A few months ago, before Monsanto and DuPont realized Proposition 37 may have been started by anti-science crackpots but it was not going away and I was one of the few critical of it, I would have predicted GMO warning labels to win by 66% - because that is the percentage of Democrats in California and while Republicans get attention in science media for being 'anti-science' due to global warming, the actual anti-science positions that are dangerous are bastions of the left.

Global warming skeptics (deniers, whatever) conserve energy as much as true believers, they drive fuel-efficient cars, they shut off lights. But vaccine deniers, overwhelmingly left, do not give their kids vaccines and that is dangerous for the children and at-risk populations that rely on herd immunity. A much bigger problem.
 
But anti-science progressives also have much better public relations. 

I likened demonizing GMOs to the Temperance Movement that got alcohol banned under America's 18th Amendment in 1920. Like GMO labeling, it was a minority of zealots getting a decision made because people only considered it vaguely in a 'well, it sounds like a good idea' way.  As a result, we got a whole lot of rich criminals and a nation of 'casual criminals' - people who break the law because it is stupid and think nothing of it.

The Temperance Movement had been brewing throughout the antebellum period but the real catalyst was Carrie Nation, who was convinced alcohol killed her husband.  To rational people, that is like blaming a spoon for making Rosie O'Donnell fat but it made sense at the time.  Blaming alcohol for wife-beating, child abusers also made the actions of people exculpatory: if you get rid of alcohol you get rid of alcoholic, wife-beating child abusers.  They had some science on their side, they thought, in the age of determinism.  Dr.
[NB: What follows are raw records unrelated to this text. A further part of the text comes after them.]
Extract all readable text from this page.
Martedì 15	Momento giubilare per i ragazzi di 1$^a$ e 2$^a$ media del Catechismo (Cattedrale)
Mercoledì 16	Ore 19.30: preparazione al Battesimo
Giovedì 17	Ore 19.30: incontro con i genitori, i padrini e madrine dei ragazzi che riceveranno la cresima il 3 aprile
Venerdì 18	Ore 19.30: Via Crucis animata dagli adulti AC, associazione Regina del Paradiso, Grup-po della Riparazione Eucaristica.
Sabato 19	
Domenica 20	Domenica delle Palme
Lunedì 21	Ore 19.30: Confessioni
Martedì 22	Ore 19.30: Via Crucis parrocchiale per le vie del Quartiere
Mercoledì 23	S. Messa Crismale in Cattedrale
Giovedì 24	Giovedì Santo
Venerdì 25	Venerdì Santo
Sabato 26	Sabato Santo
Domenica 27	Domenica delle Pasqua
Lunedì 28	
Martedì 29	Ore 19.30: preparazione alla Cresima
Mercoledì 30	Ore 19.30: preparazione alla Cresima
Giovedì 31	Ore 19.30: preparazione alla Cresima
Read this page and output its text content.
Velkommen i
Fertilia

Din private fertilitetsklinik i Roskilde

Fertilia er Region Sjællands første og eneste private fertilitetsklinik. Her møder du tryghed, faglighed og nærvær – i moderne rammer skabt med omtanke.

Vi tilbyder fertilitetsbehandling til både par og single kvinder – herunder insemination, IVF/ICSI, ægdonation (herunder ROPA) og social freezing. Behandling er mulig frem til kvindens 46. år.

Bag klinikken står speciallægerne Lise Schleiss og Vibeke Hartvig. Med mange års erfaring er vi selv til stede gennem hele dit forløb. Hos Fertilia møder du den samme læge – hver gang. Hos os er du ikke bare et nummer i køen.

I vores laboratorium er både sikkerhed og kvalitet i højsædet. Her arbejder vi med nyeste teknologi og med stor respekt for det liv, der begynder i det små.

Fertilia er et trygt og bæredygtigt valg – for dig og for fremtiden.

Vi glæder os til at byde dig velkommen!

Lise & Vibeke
Benjamin Rush had written "The Effects of Ardent Spirits Upon Man" in 1805 and argued that while its physical effects were obvious, it had a quantifiable moral impact too.

While now incorrectly regarded as something of a movement by Puritan-esque women, at the time it was carefully crafted science designed to convince the neutral and motivate those with confirmation bias.  Their pamphlets cited psychology and neuroscience, medicine and biology.  They just wanted you to know "the facts" but in actuality the facts were slanted to make temperance the only logical conclusion.
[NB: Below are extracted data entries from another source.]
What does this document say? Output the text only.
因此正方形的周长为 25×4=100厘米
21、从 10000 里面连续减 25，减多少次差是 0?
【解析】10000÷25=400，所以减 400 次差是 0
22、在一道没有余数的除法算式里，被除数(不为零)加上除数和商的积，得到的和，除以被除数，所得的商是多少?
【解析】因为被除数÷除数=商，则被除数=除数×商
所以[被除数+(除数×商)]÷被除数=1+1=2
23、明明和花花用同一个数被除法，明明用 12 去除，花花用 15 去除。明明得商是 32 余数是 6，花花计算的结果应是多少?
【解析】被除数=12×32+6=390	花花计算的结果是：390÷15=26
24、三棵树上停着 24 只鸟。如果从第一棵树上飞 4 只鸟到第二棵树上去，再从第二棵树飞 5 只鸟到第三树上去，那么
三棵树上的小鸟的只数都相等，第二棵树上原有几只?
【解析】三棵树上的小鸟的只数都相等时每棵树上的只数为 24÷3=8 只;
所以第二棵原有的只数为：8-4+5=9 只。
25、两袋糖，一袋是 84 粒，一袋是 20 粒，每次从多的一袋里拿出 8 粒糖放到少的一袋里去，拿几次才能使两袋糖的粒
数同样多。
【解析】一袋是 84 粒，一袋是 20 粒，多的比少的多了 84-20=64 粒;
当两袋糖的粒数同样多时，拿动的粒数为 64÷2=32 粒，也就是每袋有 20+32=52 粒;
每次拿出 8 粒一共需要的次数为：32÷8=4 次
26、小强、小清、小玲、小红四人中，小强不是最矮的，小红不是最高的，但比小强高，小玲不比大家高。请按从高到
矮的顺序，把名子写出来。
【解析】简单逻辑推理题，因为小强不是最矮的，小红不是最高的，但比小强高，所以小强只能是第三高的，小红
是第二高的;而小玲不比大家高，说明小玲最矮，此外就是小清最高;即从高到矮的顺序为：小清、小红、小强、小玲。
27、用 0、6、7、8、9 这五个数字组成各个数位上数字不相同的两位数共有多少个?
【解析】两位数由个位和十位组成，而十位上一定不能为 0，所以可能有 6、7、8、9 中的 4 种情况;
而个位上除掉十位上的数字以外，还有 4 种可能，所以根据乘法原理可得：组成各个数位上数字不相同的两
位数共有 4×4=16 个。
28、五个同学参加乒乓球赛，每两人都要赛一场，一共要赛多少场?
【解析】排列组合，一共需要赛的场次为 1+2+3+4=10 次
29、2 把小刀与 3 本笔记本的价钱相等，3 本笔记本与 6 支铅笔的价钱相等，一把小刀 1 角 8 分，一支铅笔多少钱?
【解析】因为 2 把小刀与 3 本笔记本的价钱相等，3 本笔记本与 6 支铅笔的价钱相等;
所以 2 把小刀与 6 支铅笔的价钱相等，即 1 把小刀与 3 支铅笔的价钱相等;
It succeeded.  And so Proposition 37 had a working model that had proved to be successful in the past and in 2012 they also had big money behind it.


Carrie Nation looks pretty severe in 2012, so the anti-science movement went for wholesome. Credits: public domain and Shutterstock.com

Now, compared to the modern anti-science types, the original temperance community was downright scientific in their assessment - alcoholism is real and clearly bad whereas no one has ever been harmed by a GM sugar beet.  The anti-science goal was the same: heavy-handed social authoritarianism and letting a minority dictate to the majority. 
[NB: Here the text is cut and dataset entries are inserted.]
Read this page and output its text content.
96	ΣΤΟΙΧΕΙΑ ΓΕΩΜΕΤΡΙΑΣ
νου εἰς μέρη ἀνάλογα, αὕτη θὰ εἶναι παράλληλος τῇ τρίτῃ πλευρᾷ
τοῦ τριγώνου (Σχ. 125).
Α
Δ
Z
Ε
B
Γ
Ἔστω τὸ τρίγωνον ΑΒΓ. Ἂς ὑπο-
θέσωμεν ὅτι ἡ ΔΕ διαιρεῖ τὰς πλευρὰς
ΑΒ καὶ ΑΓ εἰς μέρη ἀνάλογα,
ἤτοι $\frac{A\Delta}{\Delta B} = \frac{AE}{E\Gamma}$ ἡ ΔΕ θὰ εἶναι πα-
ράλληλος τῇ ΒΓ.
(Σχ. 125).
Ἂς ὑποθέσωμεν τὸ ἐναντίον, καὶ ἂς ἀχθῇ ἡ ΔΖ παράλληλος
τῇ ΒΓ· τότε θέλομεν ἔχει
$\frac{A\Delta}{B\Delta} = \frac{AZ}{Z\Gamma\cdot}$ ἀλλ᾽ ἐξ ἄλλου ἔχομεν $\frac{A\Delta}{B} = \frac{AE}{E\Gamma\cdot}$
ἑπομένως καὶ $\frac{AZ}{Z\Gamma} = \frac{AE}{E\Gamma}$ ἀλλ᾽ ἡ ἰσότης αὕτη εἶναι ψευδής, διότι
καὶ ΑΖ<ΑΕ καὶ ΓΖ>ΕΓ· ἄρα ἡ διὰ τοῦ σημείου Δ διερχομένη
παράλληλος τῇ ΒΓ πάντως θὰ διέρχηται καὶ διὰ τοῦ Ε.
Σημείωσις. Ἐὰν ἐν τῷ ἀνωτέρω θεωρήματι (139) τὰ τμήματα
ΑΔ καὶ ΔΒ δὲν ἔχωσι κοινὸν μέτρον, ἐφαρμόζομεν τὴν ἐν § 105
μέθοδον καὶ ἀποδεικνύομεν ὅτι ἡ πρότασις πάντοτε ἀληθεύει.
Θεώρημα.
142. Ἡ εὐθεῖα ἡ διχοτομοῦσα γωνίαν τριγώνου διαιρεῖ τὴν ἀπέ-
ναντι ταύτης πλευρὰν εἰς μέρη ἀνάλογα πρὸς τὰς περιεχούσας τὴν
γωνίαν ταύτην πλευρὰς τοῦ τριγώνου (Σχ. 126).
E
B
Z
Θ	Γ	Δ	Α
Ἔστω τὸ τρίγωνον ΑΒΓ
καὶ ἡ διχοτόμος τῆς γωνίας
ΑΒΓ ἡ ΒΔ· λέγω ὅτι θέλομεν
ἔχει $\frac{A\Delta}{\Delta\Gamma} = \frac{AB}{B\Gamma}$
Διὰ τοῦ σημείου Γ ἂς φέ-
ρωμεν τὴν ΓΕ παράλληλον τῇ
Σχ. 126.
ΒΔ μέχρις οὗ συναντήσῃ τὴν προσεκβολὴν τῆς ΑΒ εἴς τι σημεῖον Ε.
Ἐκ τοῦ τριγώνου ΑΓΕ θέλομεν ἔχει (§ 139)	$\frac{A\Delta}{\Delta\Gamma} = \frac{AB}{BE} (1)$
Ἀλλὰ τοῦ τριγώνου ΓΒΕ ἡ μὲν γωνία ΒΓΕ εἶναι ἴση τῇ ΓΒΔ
In 2012, the Food Temperance Movement counted on Californians not being able to read and they counted on the idea that they could spin the effort against them as being funded by evil, greedy out-of-state corporations while hiding the fact that evil, greedy, out-of-state corporations were behind the measure in the first place. Instead, Californians were puzzled as to why GMOs were not banned if they are harmful.  And why, if they are so risky they need warning labels, are restaurants excluded? And alcohol?

The idea that organic food has no GMOs and no pesticides (synthetic or natural) has been so well sold by the $29 billion organic industry that it didn't really come up, so no one asked why organic food specifically needed to be exempted from a GMO labeling law, when supposedly organic food has no GMOs.

What people instead saw was that wheat was no longer a 'natural' product, because it was milled.  And olive oil that contained nothing but olives was no longer natural because olives have to be pressed to make oil.  The only exemption for those two natural products, so they could be considered natural?  You guessed it, they had to buy an organic sticker.

The argument that food transparency is important resonates with Californians - this flawed measure still got 47% of the vote, even as badly written and unscientific as it was - and policymakers need to take that into account.

But food transparency should be for all products.  And no one is afraid of full disclosure about food like Big Organic. The minute organic food has to disclose its dozens of synthetic ingredients and any genetic modification and any pesticide used, they are out of business. 

But the people clearly want disclosure and the USDA and the FDA are going to be considering it.  What organic food lobbyists are doing starting today is getting themselves exempted from the same laws they want put on conventional farming. And 53 of 55 members of Congress who agree with the anti-science left are on the left, and they are the same party as the President so the fight for rationality is not over.

We just have to make sure that no food is exempt from full disclosure.   That is a fight for later, though.  For now, science can enjoy its only victory of the 2012 election season while the anti-science crowd will still claim they won a moral victory. As long as moral victories are all they have over reason, that is okay.